P. To what extent has the profile of the players you summon now allow you to evolve the way you play?

R. Before we didn’t have so many players who went deep. Now Portugal has Jota, Guedes, Guerreiro, Bruno… a series of players who are looking for depth and who can be used in a different way. Due to the sharpness of his decisions, Bruno is more productive in the central sector of the field. And we have players with a great capacity for improvisation, such as Bernardo Silva, who can play winger, midfielder or even false nine as with Guardiola. Between Bernardo and Bruno they give us great possibilities in terms of movement. The template is different, but the dynamics and matrix of the game haven’t changed much. We don’t always succeed, but with the ball I wanted my team to make an organized attack, where everyone rotates together and compact; that when he loses the ball he recovers it as high as possible, in a medium-high block. We were never about to play with a low block, but it all depends on the players you have, if they are more or less fast. The influence of a player like Rúben Dias in City is an example of how individual characteristics condition the entire team game.

P. There are central defenders transforming their teams: Van Dijk at Liverpool and Dias at City have had a huge impact. What is the greatest virtue of Dias?

R. It grew a lot. At Benfica he did well but he was too impetuous, he committed many fouls, there were moments in games when he didn’t know how to be completely in his place, like Van Dijk, Pepe, Piqué or Sergio Ramos. The leadership, the ability to read the game, knowing what to do according to his team, the strength in one-on-one, are his great attributes and it is what the centrals need in a football that requires them get more and more into the midfield. Because one thing is to play close to your goalkeeper and another to defend with 40 meters behind you. When you turn in your area it is not the same as when you turn in midfield: you have to know which are the shortest paths to close the path of the forwards. All these centers have naturally evolved towards that and I think that Rúben, in two or three years, will be one of the best centers in the world. He’s a leader. He was always communicative. The best centrals have that because they are the last line and they are the ones who must order the whole team. They must be organizers, draw attention, speak.

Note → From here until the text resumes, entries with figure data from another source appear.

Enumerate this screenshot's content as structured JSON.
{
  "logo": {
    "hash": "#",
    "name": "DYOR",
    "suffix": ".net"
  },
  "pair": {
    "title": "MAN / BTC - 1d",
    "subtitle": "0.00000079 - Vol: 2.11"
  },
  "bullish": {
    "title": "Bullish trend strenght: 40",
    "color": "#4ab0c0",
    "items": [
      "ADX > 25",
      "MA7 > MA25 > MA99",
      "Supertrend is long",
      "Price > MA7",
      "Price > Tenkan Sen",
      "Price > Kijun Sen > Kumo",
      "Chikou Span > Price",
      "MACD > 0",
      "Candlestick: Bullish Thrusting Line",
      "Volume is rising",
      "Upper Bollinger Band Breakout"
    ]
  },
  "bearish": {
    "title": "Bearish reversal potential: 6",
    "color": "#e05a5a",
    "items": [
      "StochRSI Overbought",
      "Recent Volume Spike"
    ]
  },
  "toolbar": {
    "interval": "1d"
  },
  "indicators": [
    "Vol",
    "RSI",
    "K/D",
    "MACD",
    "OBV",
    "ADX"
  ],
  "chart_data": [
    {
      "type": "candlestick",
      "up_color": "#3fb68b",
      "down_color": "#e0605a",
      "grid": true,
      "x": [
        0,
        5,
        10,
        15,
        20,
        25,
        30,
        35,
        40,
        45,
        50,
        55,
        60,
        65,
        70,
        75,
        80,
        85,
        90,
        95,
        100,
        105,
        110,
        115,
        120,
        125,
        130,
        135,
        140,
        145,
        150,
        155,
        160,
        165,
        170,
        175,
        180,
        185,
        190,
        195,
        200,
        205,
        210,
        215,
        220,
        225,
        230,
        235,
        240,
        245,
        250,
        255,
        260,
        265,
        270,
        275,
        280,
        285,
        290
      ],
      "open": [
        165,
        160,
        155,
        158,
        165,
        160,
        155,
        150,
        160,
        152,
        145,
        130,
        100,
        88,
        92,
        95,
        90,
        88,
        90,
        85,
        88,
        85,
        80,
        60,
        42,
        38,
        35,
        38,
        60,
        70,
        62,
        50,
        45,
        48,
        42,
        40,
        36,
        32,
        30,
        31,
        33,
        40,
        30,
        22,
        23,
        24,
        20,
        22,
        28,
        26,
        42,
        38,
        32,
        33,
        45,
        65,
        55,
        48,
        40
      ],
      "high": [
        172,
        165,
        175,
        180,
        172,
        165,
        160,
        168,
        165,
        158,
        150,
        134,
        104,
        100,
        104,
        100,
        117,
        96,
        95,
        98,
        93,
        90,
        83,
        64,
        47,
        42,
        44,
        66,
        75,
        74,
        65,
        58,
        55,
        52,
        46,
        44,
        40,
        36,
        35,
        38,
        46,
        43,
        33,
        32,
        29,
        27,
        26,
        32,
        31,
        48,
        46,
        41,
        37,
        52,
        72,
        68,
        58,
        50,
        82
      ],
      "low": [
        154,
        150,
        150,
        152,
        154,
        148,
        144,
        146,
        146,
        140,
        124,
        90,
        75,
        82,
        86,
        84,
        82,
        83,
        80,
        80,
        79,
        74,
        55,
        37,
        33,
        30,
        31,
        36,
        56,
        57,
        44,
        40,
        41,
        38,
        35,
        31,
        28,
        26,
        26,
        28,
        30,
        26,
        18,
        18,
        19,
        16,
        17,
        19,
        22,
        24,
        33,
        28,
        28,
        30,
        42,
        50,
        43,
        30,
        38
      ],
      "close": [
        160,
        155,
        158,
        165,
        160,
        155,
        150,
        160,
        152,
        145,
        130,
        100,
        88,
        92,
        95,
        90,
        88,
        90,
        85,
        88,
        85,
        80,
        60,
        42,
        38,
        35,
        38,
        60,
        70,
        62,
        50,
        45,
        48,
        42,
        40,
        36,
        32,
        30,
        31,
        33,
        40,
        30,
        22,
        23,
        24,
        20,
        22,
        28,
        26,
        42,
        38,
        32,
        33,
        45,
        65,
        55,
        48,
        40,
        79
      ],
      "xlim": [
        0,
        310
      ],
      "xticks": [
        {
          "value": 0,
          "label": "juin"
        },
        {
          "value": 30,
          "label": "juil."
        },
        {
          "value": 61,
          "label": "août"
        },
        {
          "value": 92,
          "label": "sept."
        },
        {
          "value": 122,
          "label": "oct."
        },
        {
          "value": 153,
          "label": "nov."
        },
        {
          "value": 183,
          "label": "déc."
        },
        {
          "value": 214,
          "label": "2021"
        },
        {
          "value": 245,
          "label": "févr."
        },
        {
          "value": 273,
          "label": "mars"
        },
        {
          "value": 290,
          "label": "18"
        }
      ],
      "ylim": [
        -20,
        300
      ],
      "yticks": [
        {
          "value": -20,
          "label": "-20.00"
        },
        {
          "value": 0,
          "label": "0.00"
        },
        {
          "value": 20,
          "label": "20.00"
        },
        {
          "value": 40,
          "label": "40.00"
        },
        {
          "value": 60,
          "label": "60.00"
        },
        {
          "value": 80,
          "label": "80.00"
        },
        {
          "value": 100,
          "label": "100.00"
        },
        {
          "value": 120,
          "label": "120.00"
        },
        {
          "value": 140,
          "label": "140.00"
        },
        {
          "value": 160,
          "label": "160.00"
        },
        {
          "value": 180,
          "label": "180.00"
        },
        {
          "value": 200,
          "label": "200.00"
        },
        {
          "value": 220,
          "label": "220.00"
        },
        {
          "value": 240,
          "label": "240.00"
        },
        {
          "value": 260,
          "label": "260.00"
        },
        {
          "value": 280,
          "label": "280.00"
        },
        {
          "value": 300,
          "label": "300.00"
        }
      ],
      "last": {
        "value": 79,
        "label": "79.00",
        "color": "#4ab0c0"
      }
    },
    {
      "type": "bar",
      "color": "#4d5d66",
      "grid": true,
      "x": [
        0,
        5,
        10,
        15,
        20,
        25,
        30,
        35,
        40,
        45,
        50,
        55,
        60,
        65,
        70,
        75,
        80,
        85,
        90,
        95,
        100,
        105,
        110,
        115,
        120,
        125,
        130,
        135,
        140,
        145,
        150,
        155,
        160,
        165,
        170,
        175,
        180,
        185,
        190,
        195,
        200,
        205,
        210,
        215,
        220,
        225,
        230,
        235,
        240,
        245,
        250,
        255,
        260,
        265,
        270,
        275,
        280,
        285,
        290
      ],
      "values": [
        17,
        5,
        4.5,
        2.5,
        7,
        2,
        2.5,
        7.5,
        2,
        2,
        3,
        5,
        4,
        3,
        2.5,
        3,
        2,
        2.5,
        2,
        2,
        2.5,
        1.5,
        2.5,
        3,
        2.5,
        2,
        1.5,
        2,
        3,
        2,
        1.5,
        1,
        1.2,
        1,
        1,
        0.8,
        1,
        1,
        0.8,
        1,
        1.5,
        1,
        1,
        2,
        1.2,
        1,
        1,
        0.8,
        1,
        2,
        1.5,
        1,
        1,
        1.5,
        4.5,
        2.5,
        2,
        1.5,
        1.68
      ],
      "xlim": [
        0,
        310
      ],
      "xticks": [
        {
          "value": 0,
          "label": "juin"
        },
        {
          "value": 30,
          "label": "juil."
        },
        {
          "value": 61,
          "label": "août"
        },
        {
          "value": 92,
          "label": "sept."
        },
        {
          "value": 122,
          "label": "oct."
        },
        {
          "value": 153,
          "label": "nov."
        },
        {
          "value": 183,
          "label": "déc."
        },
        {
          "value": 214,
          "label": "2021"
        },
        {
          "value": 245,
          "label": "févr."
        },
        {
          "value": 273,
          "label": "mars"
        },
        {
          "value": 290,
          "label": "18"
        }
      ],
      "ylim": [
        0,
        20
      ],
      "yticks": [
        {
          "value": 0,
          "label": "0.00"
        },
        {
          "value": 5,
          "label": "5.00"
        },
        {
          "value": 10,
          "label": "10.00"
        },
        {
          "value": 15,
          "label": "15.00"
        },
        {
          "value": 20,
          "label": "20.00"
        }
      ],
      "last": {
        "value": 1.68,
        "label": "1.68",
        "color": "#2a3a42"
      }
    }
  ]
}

P. What will be the role of Pepe with 38 years in this European Championship?

R. Pepe is a fantastic professional. I hope it has an important role. Rúben’s growth in the national team has a lot to do with the players he had at his side: Pepe and Fonte. This happens a lot with centrals. There are masters who make the centrals who play alongside them. Aloísio in Porto made Couto, Jorge Andrade, Jorge Costa, Ricardo Carvalho … all those who left the Porto quarry were growing with Aloísio as a pillar. In the selection, Pepe was the pillar of Rúben. Someone who gives you security, who makes you play without fear and that you grow naturally.